On what she would do differently if she has another child:
“Next time I would be more mentally prepared for the slowdown that happens. The fact is that no matter how hard you try, you have new limits. Everyone talks about how babies are demanding, but until you experience it, you don’t fully understand what the process is going to be — and it’s so different for every single woman. You don’t know how you’re physically going to heal or how your emotions work now. So having gone through this experience once, I can prepare for that understanding that these are all the things that could possibly happen to me again.”
On handling production delays during a pandemic:
“This year we’ve been experiencing an international supply chain issue. Whereas it used to be a 30- to 45-day turnaround from when you put in a purchase order to delivery, now it might take two, three months.
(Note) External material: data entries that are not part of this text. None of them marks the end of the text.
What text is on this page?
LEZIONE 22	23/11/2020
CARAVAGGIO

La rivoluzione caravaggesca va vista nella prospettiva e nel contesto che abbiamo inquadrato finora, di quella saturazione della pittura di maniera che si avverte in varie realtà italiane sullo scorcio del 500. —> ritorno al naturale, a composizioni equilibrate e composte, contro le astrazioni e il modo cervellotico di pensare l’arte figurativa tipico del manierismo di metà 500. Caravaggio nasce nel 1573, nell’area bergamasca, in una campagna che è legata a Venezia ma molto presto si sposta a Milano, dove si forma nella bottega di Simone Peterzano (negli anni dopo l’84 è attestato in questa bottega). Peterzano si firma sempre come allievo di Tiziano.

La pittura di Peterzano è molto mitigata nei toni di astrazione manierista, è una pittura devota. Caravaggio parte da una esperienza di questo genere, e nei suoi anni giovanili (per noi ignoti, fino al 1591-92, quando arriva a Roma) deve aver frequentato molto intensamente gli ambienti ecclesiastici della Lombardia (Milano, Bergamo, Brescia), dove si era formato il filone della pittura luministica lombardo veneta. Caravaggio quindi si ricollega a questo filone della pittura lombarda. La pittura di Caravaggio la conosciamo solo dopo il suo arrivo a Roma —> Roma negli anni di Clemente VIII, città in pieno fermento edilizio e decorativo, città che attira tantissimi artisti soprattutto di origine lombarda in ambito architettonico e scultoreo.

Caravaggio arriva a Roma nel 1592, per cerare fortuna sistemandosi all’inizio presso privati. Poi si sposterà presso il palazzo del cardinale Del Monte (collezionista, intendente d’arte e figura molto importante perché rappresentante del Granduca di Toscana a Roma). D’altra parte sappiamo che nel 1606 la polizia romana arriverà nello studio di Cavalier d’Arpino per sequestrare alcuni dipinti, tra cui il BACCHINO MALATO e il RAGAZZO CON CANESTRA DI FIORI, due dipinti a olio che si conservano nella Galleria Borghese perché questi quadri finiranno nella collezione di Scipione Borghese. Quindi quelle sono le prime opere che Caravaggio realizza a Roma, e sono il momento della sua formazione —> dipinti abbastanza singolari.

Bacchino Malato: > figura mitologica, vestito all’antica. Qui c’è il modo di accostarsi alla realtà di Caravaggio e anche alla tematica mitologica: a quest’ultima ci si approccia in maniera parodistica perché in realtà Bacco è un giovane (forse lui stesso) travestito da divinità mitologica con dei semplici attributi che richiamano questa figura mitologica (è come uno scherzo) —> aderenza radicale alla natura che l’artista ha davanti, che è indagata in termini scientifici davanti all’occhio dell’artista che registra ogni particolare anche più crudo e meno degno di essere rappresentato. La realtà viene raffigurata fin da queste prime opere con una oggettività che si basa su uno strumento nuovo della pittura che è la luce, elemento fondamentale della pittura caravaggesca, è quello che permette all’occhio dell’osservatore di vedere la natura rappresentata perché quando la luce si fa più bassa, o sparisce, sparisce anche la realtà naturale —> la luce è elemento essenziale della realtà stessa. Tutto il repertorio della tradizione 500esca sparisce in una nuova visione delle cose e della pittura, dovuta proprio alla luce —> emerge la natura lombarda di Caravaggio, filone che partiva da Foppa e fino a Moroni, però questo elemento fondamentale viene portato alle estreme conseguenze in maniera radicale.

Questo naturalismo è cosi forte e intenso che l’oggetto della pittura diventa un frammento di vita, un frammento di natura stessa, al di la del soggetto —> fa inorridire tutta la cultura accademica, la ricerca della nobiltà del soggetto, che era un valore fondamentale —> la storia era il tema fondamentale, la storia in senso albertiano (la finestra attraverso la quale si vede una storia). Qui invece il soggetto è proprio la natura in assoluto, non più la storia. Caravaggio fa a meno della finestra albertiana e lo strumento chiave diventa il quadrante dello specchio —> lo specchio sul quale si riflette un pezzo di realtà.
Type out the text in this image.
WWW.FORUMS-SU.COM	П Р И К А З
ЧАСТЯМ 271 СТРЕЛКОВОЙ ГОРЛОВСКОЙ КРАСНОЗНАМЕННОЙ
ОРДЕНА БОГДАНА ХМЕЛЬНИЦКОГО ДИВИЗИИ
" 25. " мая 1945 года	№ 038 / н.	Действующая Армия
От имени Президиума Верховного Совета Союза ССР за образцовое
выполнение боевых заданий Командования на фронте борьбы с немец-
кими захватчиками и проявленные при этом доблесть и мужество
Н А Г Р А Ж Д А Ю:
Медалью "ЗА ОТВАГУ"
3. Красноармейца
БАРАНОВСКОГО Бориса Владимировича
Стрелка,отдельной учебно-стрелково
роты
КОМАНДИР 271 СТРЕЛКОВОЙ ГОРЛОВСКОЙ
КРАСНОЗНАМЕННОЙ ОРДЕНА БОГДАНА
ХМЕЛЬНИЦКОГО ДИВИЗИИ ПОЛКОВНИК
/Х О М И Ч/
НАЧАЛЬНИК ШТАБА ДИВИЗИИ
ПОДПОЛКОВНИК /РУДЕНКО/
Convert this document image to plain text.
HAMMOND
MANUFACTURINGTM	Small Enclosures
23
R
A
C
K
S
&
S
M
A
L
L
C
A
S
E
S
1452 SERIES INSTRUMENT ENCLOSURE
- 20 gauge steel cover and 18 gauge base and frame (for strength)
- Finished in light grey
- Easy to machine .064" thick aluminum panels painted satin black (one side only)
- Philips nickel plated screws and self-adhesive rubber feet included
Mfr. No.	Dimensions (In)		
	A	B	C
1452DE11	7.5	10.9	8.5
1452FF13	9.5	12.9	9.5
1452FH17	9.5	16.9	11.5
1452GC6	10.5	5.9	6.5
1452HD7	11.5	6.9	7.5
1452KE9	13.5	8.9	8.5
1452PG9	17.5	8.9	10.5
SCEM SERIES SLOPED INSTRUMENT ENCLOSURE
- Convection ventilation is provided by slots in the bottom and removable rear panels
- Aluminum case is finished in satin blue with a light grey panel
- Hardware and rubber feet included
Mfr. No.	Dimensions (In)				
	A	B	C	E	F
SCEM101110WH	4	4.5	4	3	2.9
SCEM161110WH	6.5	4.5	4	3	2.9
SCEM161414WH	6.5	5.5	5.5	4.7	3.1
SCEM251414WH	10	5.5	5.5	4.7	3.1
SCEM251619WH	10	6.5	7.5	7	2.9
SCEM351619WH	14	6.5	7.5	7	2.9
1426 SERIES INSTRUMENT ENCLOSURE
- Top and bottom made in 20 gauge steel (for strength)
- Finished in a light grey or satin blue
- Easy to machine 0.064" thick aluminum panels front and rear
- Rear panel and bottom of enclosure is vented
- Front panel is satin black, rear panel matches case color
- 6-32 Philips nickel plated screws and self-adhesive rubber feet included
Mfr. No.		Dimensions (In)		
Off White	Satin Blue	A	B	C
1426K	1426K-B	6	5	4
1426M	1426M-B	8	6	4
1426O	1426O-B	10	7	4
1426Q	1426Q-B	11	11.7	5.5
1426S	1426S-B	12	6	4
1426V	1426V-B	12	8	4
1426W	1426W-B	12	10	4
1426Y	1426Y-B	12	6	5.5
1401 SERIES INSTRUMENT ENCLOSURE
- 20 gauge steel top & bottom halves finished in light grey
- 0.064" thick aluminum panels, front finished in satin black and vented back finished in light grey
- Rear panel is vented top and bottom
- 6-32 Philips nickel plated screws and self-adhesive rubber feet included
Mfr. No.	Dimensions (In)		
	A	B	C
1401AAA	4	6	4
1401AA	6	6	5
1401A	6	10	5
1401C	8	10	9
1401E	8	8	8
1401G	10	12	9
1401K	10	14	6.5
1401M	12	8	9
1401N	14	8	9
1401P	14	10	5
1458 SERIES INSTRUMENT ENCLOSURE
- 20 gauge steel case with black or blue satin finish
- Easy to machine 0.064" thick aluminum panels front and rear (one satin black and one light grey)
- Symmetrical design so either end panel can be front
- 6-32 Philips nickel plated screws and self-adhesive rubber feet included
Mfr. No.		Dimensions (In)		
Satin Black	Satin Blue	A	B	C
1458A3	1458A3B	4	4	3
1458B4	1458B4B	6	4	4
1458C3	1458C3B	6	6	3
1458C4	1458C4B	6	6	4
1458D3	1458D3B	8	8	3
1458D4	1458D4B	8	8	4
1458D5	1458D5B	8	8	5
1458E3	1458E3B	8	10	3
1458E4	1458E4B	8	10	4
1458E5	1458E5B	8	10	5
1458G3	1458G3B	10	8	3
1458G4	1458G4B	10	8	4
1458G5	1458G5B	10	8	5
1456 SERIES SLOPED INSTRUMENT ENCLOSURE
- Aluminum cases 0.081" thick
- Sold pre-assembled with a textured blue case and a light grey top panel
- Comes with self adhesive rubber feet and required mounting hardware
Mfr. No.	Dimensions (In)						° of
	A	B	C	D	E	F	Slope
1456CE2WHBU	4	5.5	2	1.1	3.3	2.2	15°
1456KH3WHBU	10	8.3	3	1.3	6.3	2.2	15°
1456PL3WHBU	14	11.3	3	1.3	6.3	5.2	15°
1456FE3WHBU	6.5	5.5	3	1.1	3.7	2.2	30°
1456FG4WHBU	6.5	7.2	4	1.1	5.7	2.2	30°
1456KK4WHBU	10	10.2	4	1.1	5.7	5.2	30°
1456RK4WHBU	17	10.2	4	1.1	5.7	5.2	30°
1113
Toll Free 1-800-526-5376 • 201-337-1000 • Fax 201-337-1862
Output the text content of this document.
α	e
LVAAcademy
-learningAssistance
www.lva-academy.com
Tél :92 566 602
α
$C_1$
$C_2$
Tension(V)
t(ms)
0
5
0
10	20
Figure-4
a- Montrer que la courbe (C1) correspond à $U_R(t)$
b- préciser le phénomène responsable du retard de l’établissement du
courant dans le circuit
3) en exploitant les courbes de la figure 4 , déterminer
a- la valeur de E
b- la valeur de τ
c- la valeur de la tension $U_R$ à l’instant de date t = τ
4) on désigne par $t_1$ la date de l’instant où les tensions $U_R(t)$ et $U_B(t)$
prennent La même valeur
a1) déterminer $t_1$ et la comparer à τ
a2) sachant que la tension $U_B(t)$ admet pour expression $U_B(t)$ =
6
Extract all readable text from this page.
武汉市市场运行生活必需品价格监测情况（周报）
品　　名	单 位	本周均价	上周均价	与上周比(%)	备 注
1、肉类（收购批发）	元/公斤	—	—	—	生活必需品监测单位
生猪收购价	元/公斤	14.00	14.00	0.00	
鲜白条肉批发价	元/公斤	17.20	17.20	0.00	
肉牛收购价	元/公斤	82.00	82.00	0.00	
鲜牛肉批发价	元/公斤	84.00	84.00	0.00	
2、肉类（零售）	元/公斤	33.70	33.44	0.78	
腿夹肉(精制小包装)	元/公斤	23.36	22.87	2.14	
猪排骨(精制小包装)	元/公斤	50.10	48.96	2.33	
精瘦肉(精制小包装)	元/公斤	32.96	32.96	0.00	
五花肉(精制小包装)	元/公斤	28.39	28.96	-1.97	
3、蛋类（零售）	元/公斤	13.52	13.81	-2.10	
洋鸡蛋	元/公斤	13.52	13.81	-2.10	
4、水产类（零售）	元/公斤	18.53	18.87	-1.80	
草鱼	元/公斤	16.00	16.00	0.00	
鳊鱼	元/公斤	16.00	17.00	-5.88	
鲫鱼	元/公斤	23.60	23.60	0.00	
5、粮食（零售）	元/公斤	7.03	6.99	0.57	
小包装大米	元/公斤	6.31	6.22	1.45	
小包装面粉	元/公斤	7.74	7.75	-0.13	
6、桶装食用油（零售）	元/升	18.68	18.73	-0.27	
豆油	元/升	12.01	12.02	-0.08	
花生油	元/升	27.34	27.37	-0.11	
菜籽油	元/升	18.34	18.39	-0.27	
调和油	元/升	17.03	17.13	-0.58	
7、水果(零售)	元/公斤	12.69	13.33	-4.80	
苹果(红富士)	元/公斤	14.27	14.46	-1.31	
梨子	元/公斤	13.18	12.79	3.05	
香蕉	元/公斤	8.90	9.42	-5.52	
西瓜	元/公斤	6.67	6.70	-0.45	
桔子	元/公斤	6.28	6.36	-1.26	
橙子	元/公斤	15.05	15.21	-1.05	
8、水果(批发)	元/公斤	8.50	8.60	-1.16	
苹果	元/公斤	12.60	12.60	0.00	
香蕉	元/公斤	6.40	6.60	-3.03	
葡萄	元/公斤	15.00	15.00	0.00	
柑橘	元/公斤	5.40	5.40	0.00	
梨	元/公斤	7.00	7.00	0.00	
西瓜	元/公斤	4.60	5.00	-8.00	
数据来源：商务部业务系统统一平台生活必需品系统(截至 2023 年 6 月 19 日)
But having that conversation with my manufacturers allows me to plan. They can manufacture at their own pace, and we can prepare to get it shipped. We’ve also communicated the reality on the ground to our customers through email, social media, blog posts, and on our website. Most of the time, people get it — everybody’s having issues during the pandemic.
The other thing that I have communicated with my customers is that the safety of the artisans is very important. We’re not going to compromise their safety just to get the product out the door. If there’s a local lockdown, we’re going to adhere to those practices. I don’t care if there’s a delay — it comes down to the philosophy that I have with the business, which is to prioritize people and prioritize kindness above everything.”